End-to-end Shell Scripts

Our shell scripts tie together ClimateMachine.jl and VizCLIMA.jl for an end-to-end analysis pipeline, enabling performing a model run (or several) and plotting the results with one command. These are available under Bash-Run-Scripts

VizCLIMA Post-processing

VizCLIMA can generate notebooks from Julia scripts, which can be adapted for quick testing and visualization of ClimateMachine output. Below we explain how to do this for various use cases.

VizCLIMA notebooks on a remote server using a local browser

  • On both local and remote machines:

    • ensure JupyterLab is installed on both local and remote machines (check version of Python/Julia and necessary packages for your notebook)
  • Remote host:

    • git clone ClimateMachine.jl, install and run the model to generate data (instructions)
    • git clone VizCLIMA.jl
    • cd VizCLIMA.jl
    • jupyter notebook --no-browser --port=XXXX
  • Local host:

    • ssh -N -f -L YYYY:localhost:XXXX <remoteuser>@<remote-cluster-node>
    • In your local browser type localhost:YYYY
    • You may get a prompt to authenticate using a token (printed when launched the notebook on the remote host), then you're good to go!

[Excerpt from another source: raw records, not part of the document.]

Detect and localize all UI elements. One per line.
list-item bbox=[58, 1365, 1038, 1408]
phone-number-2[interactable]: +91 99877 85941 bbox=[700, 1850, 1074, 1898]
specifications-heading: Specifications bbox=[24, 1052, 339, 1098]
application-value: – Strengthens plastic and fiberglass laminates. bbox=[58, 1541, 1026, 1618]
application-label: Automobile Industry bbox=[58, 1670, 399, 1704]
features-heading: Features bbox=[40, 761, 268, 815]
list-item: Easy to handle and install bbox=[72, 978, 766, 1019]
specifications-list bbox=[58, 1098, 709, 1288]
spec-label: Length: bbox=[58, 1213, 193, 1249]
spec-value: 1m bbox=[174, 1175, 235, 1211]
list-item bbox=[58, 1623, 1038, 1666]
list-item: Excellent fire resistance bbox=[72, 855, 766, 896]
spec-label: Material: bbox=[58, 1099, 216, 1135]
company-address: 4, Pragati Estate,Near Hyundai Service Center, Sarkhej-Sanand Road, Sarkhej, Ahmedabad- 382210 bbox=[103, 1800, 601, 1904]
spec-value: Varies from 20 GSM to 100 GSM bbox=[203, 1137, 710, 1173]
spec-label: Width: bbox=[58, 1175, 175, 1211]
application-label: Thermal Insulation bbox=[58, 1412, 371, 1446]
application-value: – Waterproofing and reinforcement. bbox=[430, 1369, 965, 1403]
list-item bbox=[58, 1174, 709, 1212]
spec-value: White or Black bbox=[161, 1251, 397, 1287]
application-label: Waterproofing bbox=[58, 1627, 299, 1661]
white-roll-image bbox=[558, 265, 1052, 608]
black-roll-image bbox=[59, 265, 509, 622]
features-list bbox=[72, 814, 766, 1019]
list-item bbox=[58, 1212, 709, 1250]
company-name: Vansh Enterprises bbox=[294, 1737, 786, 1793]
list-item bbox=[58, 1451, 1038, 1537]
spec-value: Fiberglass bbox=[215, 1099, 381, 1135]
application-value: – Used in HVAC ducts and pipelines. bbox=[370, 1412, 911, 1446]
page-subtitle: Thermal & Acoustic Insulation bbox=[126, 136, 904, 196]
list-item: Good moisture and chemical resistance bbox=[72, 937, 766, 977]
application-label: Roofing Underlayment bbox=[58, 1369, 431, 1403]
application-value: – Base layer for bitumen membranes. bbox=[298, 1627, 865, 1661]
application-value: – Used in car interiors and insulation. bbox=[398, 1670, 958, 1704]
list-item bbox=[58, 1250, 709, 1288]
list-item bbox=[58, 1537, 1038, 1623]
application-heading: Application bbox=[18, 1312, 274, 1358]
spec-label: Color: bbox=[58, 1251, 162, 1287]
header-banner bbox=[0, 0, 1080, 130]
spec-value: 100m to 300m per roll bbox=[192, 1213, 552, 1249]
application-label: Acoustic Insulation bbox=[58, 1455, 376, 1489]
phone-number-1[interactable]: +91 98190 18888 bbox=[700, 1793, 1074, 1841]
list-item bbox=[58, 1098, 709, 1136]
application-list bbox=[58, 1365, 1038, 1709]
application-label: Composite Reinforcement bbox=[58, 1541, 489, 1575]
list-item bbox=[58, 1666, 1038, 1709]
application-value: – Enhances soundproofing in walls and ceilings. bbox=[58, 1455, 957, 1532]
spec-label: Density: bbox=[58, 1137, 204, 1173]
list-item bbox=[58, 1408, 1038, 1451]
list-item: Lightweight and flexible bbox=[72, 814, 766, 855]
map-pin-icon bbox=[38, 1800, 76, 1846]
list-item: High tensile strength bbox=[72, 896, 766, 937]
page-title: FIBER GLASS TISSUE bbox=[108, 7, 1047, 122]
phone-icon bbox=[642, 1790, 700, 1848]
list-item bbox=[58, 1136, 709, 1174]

VizCLIMA on Caltech HPC Cluster's OnDemand Environment

  • Set up your HPC environment as in here
  • Set up Caltech OnDemand as in here
  • Once your Central Desktop is running, you need to setup your Julia environment

Available VizCLIMA notebooks for post-processing:

  • Default moist LES notebook
  • Default dry GCM notebook
  • Please contribute with your own notebooks to VizCLIMA!

Interactive Visualization

  • There are various third party software packages that enable instant 3D interactive visualization, slicing and animations of our data (NetCDF format by default), as well as conversion to other data formats. Examples include VisIt and ParaView. Panoply is especially useful for summarizing geospatial information of the global geospatial data.